Math.IEEEremainder(7,2.5) o/p -0.5
Math.IEEEremainder(-7,2.5) o/p 0.5
Can anyone explain why?
Thanks

There were no questions about this method on my 1.2 exam two weeks ago.

No, the java.lang.Math.IEEEremainder method will not be on the exam. The exam only covers the following methods from the java.lang.Math class: abs, ceil, floor, max, min, random, round, sin, cos, tan, sqrt. For that reason, I removed the IEEEremainder methods from my mock exam.

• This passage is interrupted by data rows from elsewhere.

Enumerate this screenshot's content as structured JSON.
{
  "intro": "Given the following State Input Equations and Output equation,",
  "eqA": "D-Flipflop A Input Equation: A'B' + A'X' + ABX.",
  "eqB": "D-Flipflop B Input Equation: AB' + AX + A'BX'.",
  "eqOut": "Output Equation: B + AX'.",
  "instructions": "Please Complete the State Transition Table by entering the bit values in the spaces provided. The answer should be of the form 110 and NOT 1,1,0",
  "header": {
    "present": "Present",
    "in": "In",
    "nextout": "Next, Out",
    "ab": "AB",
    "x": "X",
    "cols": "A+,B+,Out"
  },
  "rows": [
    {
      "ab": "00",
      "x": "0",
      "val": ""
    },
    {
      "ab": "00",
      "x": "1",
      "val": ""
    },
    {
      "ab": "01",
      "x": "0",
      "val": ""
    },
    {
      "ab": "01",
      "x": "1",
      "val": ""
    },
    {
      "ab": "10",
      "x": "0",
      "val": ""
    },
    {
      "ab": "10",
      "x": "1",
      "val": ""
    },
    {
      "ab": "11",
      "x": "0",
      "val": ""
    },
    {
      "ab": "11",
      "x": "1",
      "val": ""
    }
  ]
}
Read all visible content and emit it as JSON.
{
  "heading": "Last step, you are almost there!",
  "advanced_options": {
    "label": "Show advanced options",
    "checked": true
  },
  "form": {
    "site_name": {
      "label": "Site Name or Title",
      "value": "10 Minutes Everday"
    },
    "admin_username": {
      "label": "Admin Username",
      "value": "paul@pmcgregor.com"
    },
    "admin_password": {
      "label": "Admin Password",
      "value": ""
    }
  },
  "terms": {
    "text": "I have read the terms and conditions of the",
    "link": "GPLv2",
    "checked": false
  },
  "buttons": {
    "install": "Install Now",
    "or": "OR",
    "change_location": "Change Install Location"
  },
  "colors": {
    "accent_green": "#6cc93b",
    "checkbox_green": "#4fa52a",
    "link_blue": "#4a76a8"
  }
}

Hey Dan, I hope you are saving all those problems
you have removed for your forthcoming book "Questions you wanted to be asked for SCJP, but wern't"!

-Barry

Barry,
Yes, I still have them. Maybe I should use them for an interview exam next time I'm in a management position.
Maybe that would be just a little too cruel.

Hello Dan,
Can you tell me how IEEEremainder works.
Just a bit curious to know
Thanks

Originally posted by Chitra Jay:
Hello Dan,
Can you tell me how IEEEremainder works.
Just a bit curious to know
Thanks

Chitra,
The following is a question, answer, and remark from an earlier version of my mock exam.
class H {
public static void main (String[] args) {
double c = Math.IEEEremainder(5,3);
System.out.print(c);
}
}
Prints: -1.0
The Math.IEEEremainder method calculates the remainer using the IEEE 754 standard. The basic algorithm is f1 - f2 X n where n is an integer such that the absolute value of f1 - f2 X n is as small as possible. In this case, Java selects 2 for the value of n because the absolute value of 5 - 6 is smaller than the absolute value of 5 - 3.